The Dolphins won thanks to a Cameron Wake sack in the end zone, making it a safety.
Here's a look at the grades and analysis for a wild one from Miami.
|Miami Dolphins' Game Grades|
|Position Unit||First-Half Grades||Game Grades|
|Week 9 vs. Cincinnati Bengals|
Game Analysis for the Miami Dolphins
Pass Offense: In all honesty, the Dolphins' pass offense was alright.
The blocking was pretty good considering the defense they were going up against and the holes in the offensive line, and Ryan Tannehill didn't make any costly mistakes, going 20-of-28 for 208 yards and no turnovers for a quarterback rating of 92.6.
Tannehill was at his best during the final drive, though, throwing a great deep ball (that gets caught by Wallace and becomes a touchdown had it not been for the pass interference play) and making the right decisions before Daniel Thomas failed to convert on 3rd-and-inches.
Either way, that drive set up the game-winning safety.
Run Offense: At times in the second half, it looked like the Dolphins would stray away from the running game again.
Yet they didn't, and the Dolphins managed to run over the Bengals throughout the whole game, finishing the game with 157 yards. Lamar Miller ran for 105 yards on 16 carries.
Run Defense: Horrendous. That's the best way I can describe the run defense in the second half. Part of it was exhaustion, but they did get bailed out by a Brent Grimes interception on the first drive of the first half.
Because of the poor run defense, the Bengals were able to come back. Luckily for the Dolphins' defense, Giovanni Bernard was knocked out of the game in the fourth quarter, for he had been killing them all night.
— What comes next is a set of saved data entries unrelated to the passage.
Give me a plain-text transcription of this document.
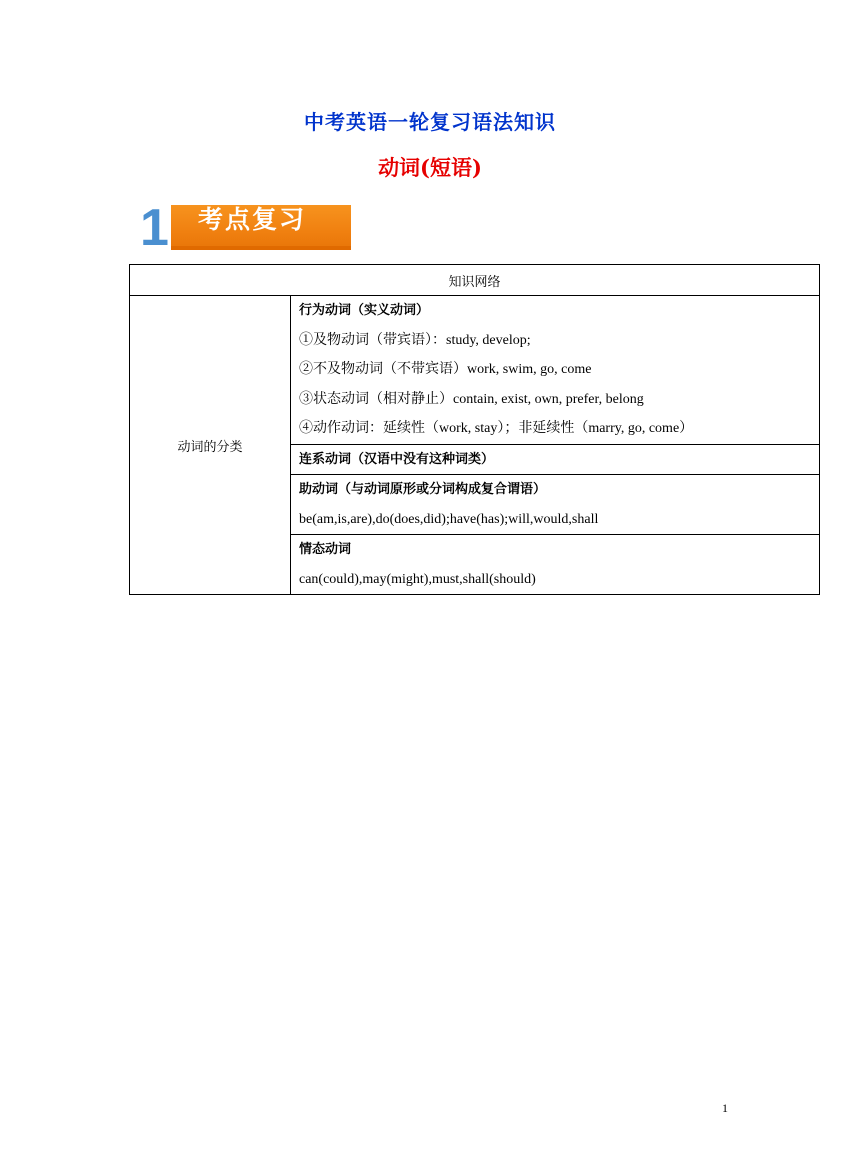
中考英语一轮复习语法知识
动词(短语)
考点复习
1
知识网络
动词的分类	
行为动词（实义动词）
①及物动词（带宾语）：study, develop;
②不及物动词（不带宾语）work, swim, go, come
③状态动词（相对静止）contain, exist, own, prefer, belong
④动作动词：延续性（work, stay）；非延续性（marry, go, come）

连系动词（汉语中没有这种词类）

助动词（与动词原形或分词构成复合谓语）
be(am,is,are),do(does,did);have(has);will,would,shall

情态动词
can(could),may(might),must,shall(should)
1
Pass Defense: The three interceptions made this unit look a lot better than it really was.
Whether it was run or pass, there were missed tackles galore.
Also, would it kill them to stop someone on third down?
Well, it killed the Bengals when Miami finally did stop them on third down in overtime with Cameron Wake's safety. It's clear that Wake was the player of the game and part of the reason why Miami's pass defense got a better grade than it might have deserved.
Special Teams: What's wrong with Caleb Sturgis? It seemed like a lot was wrong when he missed his first field goal from 34 yards out.
But then he hit the field goal to tie the game from 44 yards out and seemingly redeemed himself.
Coaching: Joe Philbin and Mike Sherman did everything right except a few questionable play calls in overtime.
One play saw the Dolphins passing it on 3rd-and-1; the other saw Daniel Thomas get the carries despite Lamar Miller running for an average of 6.6 yards per carry.
However, this was also their best coached game of the season, which I would've thought even if they had lost the game. Miami faced a lot of adversity during this short week, and the coaching staff looked like it would be on the ropes at the end of the season (they still might be).
This victory does get Miami firmly back into the playoff chase, though, and their schedule does get a bit easier from here.
They should be prepared to play a bad Tampa Bay Buccaneers team with an 11-day break, right?
First-Half Analysis for the Miami Dolphins
Pass Offense: Ryan Tannehill had a slow start in the first half but then showed improvement as the Dolphins' running game established itself, throwing for 98 yards while going 8-of-12. I'm sure there's absolutely no correlation between the running game getting established and the passing game getting better.
Run Offense: Other than a Lamar Miller fumble, the running game has been unstoppable. Lamar Miller has 89 yards on 11 carries, Daniel Thomas has 39 yards on nine carries, Charles Clay has a carry that went for 13 yards, and Tannehill himself got a touchdown on a quarterback sneak.
The Dolphins' run-blocking is dominating the Bengals' run defense, and it likely will stay that way with Geno Smith out for the rest of the game, per Armando Salguero of the Miami Herald. Hopefully Mike Sherman remembers this as we get into the second half.
Run Defense: Well, by no means was the run defense "great." it was good in the first half, but great? I can't say that.
Pass Defense: Could this be the game where Miami's defensive front plays to the best of their ability on pass defense? So far, yes. There's been a sack and strip by Cameron Wake (along with another sack) and constant pressure on Andy Dalton.
The downside: The linebackers and secondary have been allowing big plays in the passing game. Thankfully for the Dolphins, none of them have come back to haunt them, but Dimitri Patterson made a big play at the end of the first half picking off Andy Dalton.
Special Teams: Brandon Fields gets an A for his excellent punts. Caleb Sturgis gets an F for missing a 34-yard field goal (even though he did hit a 36-yarder at the end of the half). Marcus Thigpen gets a C because he's been neither excellent nor terrible. An overall C seems right for this unit.
Coaching: At times the play-calling was maddening; however, the use of the running game has been superb, while the team has been well-disciplined, with zero penalties so far. Good job so far, Dolphins coaching staff, but I said that last week and look what happened.